Fundamental view:
The greenback initially rallied but later gave up gains against the Japanese yen during the trading course of the week. The most awaited Federal Reserve meeting since the November one, the Fed advanced it’s exit from pandemic support from June to March and tripled its 2022 rate hike forecast. The monetary policy was same as market expectations which produced negligible changes in the dollar. The Fed made an increment in the reduction in bond-buying on a monthly basis to $30 billion, from $15 billion as announced in November, starting from January 2022. Which means that the central bank will stop buying $20 billion Treasuries and $10 billion Mortgage-Backed Securities per month. The inflation forecasts have been raised to 5.6% for 2021 and 2.6% for 2022, up from 4.2% and 2.2% previously.
On the other hand, The Bank of Japan kept its overnight call rate at -01.%, completing its sixth year of negative rates, and reduced some of its pandemic business aid, again, to no market interest. While the Fed meeting dominating the market till Wednesday, the Rising covid cases of the recent variant Omicron bought the risk aversion sentiment back in the market which favored the Japanese yen off late.
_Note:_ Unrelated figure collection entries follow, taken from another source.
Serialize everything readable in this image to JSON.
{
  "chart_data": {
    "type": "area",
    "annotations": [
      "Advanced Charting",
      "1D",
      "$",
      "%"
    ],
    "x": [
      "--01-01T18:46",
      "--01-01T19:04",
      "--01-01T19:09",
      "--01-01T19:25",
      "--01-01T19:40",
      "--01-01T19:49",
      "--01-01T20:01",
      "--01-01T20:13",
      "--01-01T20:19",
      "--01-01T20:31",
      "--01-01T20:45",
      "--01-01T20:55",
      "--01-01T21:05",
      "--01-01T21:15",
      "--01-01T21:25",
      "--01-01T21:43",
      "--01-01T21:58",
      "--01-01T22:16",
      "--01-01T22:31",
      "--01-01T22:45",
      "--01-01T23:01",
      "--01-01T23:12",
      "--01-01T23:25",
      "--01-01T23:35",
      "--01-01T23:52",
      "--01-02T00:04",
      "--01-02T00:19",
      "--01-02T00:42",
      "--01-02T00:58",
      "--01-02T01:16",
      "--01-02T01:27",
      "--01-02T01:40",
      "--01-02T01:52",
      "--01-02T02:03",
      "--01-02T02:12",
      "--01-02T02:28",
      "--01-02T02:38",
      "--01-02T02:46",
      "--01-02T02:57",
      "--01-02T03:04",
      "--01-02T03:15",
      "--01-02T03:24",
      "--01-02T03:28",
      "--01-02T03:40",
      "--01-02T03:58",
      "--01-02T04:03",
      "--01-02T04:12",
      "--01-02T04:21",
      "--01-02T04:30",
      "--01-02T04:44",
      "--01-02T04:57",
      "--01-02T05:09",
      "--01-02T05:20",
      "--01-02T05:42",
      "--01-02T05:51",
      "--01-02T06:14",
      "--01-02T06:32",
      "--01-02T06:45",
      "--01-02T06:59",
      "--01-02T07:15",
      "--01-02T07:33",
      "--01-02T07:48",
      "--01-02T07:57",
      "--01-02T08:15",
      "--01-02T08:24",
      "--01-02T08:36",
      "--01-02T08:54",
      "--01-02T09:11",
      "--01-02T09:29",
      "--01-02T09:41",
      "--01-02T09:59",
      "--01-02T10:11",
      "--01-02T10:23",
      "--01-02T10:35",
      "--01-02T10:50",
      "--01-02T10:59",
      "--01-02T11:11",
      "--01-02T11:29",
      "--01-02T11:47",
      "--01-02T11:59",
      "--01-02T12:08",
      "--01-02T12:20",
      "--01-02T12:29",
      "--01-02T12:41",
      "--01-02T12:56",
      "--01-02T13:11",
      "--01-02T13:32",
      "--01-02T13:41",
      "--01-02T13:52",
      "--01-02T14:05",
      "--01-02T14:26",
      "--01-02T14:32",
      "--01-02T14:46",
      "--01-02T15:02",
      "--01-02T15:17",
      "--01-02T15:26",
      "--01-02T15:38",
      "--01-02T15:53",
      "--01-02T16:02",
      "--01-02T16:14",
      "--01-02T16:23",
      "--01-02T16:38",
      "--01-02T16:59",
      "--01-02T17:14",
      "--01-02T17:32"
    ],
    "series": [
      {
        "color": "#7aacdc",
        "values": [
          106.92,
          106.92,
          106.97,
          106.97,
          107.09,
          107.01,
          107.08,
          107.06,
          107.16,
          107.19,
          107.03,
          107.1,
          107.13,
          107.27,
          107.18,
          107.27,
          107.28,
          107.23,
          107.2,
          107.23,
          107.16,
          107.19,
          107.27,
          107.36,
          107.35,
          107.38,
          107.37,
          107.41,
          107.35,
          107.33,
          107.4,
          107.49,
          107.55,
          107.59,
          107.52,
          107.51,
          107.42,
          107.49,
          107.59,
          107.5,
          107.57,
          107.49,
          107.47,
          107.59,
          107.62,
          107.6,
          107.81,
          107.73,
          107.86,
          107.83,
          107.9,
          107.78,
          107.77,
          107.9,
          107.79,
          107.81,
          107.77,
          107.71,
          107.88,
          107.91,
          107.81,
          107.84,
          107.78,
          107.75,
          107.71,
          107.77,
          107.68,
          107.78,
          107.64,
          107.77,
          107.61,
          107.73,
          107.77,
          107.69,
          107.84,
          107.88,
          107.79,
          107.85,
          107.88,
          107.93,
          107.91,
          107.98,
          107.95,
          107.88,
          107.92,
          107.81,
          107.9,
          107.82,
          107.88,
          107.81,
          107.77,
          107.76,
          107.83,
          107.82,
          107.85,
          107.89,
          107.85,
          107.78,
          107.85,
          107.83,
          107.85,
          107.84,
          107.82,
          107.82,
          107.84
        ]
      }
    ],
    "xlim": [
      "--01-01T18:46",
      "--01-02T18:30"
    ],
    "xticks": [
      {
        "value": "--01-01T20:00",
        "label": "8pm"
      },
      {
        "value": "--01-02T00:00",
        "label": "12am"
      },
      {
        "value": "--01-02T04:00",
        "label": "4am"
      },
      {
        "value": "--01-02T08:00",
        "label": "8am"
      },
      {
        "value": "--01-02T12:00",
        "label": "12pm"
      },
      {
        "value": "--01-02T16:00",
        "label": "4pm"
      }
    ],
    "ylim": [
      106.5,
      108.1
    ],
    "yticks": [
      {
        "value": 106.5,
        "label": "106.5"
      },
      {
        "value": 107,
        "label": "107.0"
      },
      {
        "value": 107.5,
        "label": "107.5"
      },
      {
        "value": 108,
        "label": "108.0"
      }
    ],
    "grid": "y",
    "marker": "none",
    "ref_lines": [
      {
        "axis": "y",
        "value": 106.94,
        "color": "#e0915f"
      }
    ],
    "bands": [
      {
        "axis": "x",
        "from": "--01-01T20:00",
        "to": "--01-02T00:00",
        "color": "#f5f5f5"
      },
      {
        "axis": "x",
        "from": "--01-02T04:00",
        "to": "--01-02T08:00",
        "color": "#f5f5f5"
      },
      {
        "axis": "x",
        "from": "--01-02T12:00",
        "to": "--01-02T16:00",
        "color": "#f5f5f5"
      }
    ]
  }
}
BoJ Tankan Large All Industry Capex on 13th December and Philadelphia Fed Manufacturing Index on 16th December favored bearish trend whereas US Retail sales monthly report and EIA Crude Oil Stocks Change on 15th December and Japan Markit Manufacturing PMI on 16th December favored bullish trend for the pair in this week.
The major economic events deciding the movement of the pair in the next week are BoJ Monetary Policy Meeting Minutes at Dec 21, US GDP quarterly report, US CB Consumer Confidence Index, EIA Crude Oil Stocks Change at Dec 22, Japan Core CPI yearly report, US Core Durable Goods Orders monthly report, US Initial Jobless Claims and Michigan Consumer Sentiment at Dec 23.